Who knew? We put out a call to our contributors to suggest appropriate holiday gift books and what do we get back? Japanese bondage photos, a photo-documentary about phone-sex workers, The Best of Sexology. (the mid-20th century sex “health” mag), The Annotated Dracula, a collection of Patricia Highsmith’s macabre Ripley novels, and a book about “the best restaurant in the world” that is, let’s face it, food porn. Nonetheless, we were able to pull back from the abyss at the last minute: a big book about Lincoln can safely be given to Grandma, a book on Jewish LPs will make zayde smile, and Peter Ackroyd’s “biography” of the Thames will keep your English prof broth-in-law out of your face. Throw in indefatigable film critic David Thomson and a book about Russia’s cultural silver age, and you’re covered. And keep in mind, the catalogue prices for most of these luxury volumes have been seasonally discounted at most brick-and-mortar and Web retailers. Enjoy!

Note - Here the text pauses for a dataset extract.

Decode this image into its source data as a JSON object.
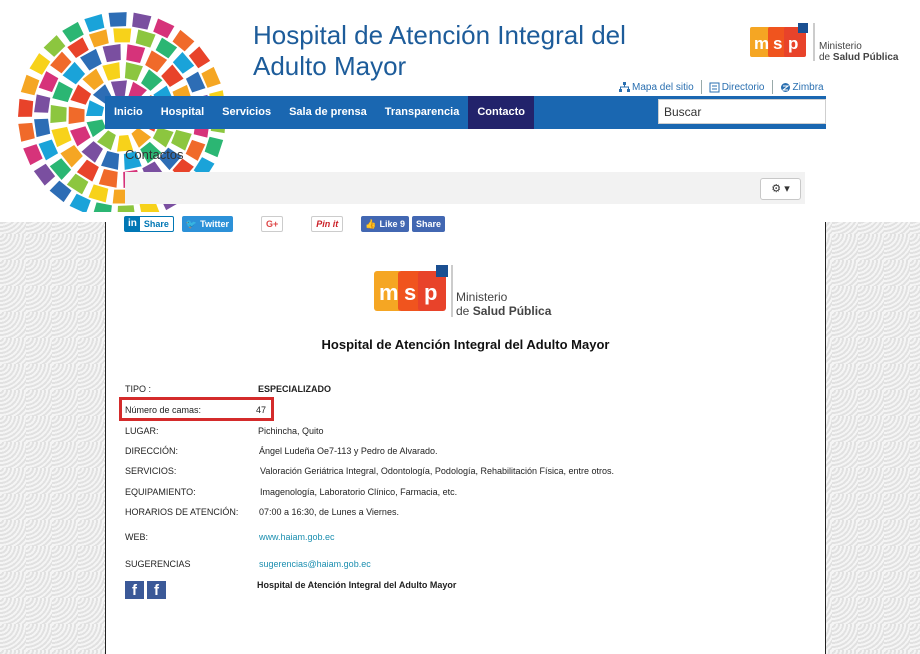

A Day at elBulli: An Insight Into the Ideas, Methods and Creativity of Ferran Adriá
Phaidon | By Ferran Adriá, Albert Adriá, and Juli Stoler | 600 pages | $49.95
If the new Robuchon (Knopf) is food porn, then A Day at elBulli: An Insight into the Ideas, Methods and Creativity of Ferran Adriá is food S&M. You know all those dishy trends that so annoy when they pop up at hip stateside boîtes? Flavors as foam, freeze-dried, and deconstructed dishes? Adriá came up with them, and in this luxuriously photographed document, they almost seem to work. “Pistachios are coated in their own praline paste and submerged in liquid nitrogen to create Pistachios garrapi-nitro,” one caption reads, accompanying an absolutely ecstatic photo essay of a day at the Spanish restaurant. That’s just one of many gorgeous spreads by photographer Maribel Ruiz de Erenchun, and true enough these sensuous displays do make the selection of recipes appear worth the fuss (look for the ones that don’t call for liquid nitrogen). But lest you mistakenly see this as a cookbook, this huge brick — credited to head chef Adriá, restaurant creative director Albert Adriá, and restaurant manager Juli Soler — also maps out the restaurant’s cuisine, tracing graph-style the link between “asian influences” and “a new way of breadcrumbing,” as well as the leap from “deconstruction” to “reconstruction.” Decadence as a doorstop, this book faces down the everpresent epicurean question with its own: why not? Not for the Joy of Cooking crowd.